We are encouraging joint ventures or partnerships between international and local institutions, which will help our local companies grow.

We have talked about prioritising private equity and venture capital, which will go into areas such as PPPs and benefit us by reducing government expenditure and crowding in private sector investors who will develop infrastructure and create jobs for Kenyans.

When you bring in companies to operate here, you also create a demand for local services that will allow local businesses to participate and flourish. It is about growing the size of the cake, rather than just trying to ring-fence a sector for others.

You can have local protection while opening up the space to international players, and that is the goal.

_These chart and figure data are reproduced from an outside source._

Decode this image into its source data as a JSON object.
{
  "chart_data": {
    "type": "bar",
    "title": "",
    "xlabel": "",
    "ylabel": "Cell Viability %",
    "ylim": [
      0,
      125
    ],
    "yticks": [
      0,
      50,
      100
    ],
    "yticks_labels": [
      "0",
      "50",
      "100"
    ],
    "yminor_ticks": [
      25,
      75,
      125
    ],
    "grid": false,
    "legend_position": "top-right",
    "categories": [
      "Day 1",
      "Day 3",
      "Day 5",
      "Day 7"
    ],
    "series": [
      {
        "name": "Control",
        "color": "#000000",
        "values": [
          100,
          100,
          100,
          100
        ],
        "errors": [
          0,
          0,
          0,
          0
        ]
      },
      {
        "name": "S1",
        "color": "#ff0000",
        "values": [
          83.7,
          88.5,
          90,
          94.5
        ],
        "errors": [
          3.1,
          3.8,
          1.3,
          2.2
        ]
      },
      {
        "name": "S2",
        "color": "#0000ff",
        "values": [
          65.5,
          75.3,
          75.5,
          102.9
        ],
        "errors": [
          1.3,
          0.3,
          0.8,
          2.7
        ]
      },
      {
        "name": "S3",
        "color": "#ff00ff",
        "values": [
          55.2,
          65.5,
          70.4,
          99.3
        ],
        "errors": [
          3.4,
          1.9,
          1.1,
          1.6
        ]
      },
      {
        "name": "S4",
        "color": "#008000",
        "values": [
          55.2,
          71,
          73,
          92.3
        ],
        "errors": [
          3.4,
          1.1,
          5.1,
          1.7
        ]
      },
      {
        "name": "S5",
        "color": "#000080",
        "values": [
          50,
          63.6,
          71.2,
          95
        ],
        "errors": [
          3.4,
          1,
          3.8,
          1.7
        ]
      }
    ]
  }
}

WE DON’T HAVE A VERY DEEP FOREX MARKET BY INTERNATIONAL STANDARDS, AND THEREFORE THE CENTRE MIGHT EXERT FOREIGN CURRENCY PRESSURE ON THE COUNTRY. HAVE YOU HAD TALKS WITH CBK ON HOW THE NIFC WILL AFFECT THE FOREIGN EXCHANGE MARKET?

We haven’t had discussions with the CBK on that. But we know that the CBK has been exploring ways on how we can expand our forex market, for instance, considering allowing the China Renminbi as a trading currency.

This would mirror the many centres that have Renminbi centres where they are able to sign swap agreements as central banks and make transactions between local or regional jurisdictions and China easier.

However, local currency transactions are also important, and we would like to encourage them in the NIFC.

We have to look, however, at what extent is it going to be an impediment for the growth of Nairobi as a true financial centre and what allowance can be given to firms to do transactions in foreign currency.